Rispetto al 2025, quando Sempio non si presentò di fronte agli inquirenti approfittando di un vizio formale della notifica con cui veniva convocato in Procura, il quadro investigativo è cambiato. Una perizia genetica ha indicato una compatibilità tra il suo DNA e alcune tracce trovate sotto le unghie della vittima, escludendo invece una compatibilità con Alberto Stasi, già condannato in via definitiva ma ormai prossimo alla revisione del processo. Anche un’altra impronta lasciata sulla scena del crimine, la ormai celebre “impronta 33” rinvenuta sul muro adiacente alle scale dove è stato ritrovato il cadavere, sarebbe compatibile con la mano di Andrea Sempio. Inoltre il suo alibi, lo scontrino del parcheggio di Vigevano, non è ritenuto credibile dagli inquirenti: un’ipotesi è che la procura abbia trovato un testimone che possa smentire la versione dell’indagato.

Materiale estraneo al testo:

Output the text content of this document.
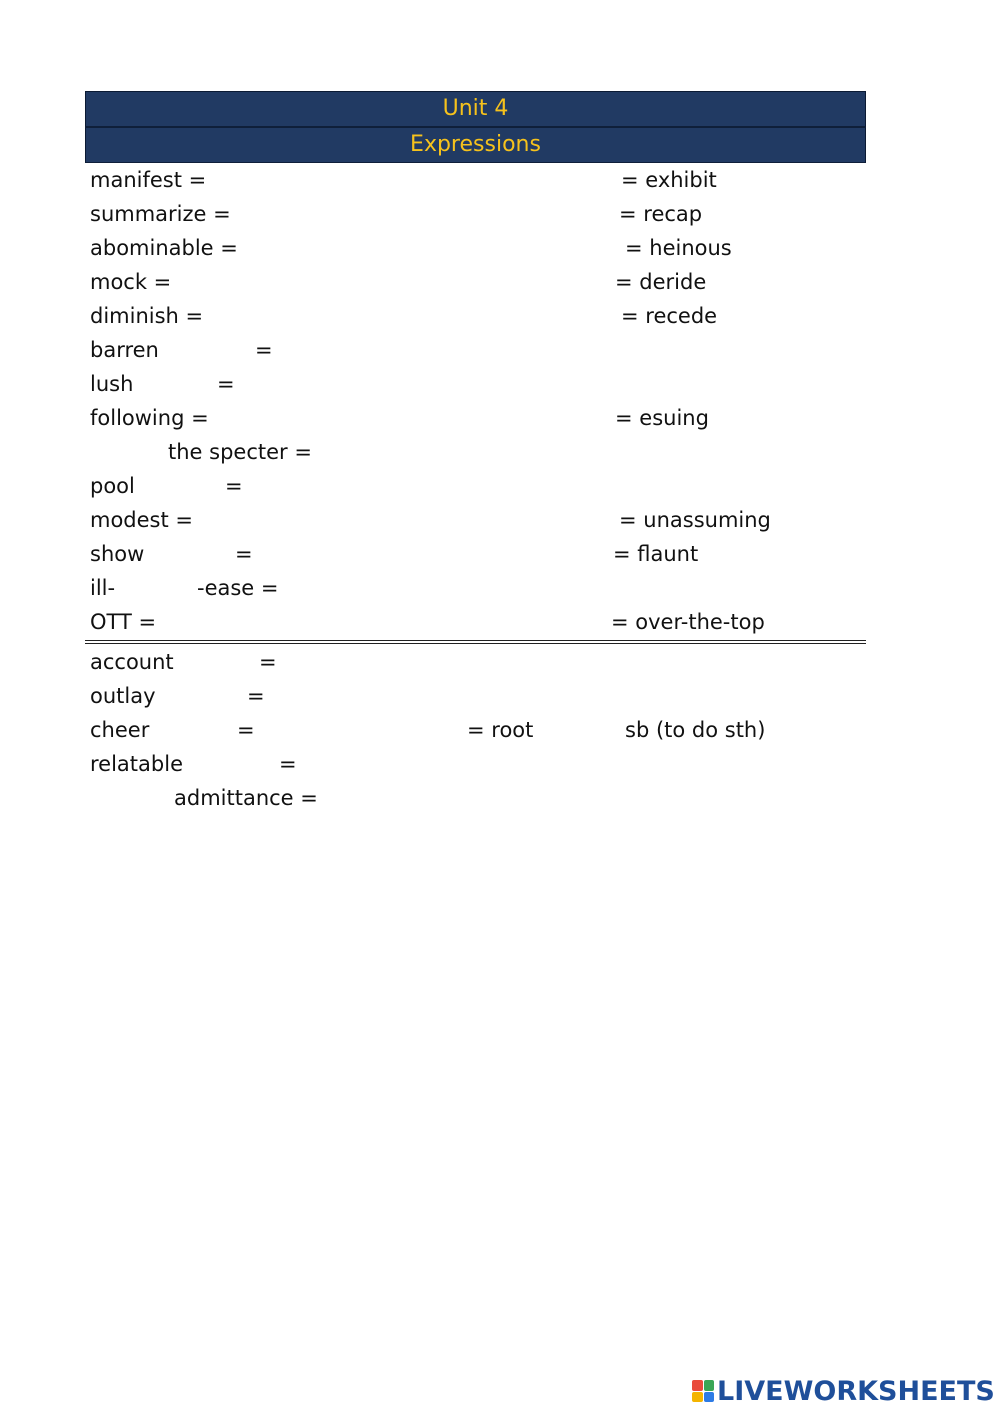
Unit 4
Expressions
manifest =	= exhibit
summarize =	= recap
abominable =	= heinous
mock =	= deride
diminish =	= recede
barren	=
lush	=
following =	= esuing
the specter =
pool	=
modest =	= unassuming
show	=	= flaunt
ill-	-ease =
OTT =	= over-the-top
account	=
outlay	=
cheer	=	= root	sb (to do sth)
relatable	=
admittance =
LIVEWORKSHEETS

La strategia della Procura

Quale che sia la scelta finale di Sempio e dei suoi legali in merito all’interrogatorio del 6 maggio, la strategia della Procura sarà presto chiara: la convocazione da parte del pm Fabio Napoleone potrebbe avere il fine di osservare la reazione di Sempio di fronte alle nuove risultanze, sistemate una dietro l’altra in un quadro coerente che finora non è emerso. Se invece l’indagato decidesse di non presentarsi, la convocazione avrebbe comunque l’effetto di chiudere questa fase senza dare alcun appiglio formale alla difesa, che non potrebbe lamentare di essere stata pregiudizialmente esclusa nel corso delle indagini preliminari.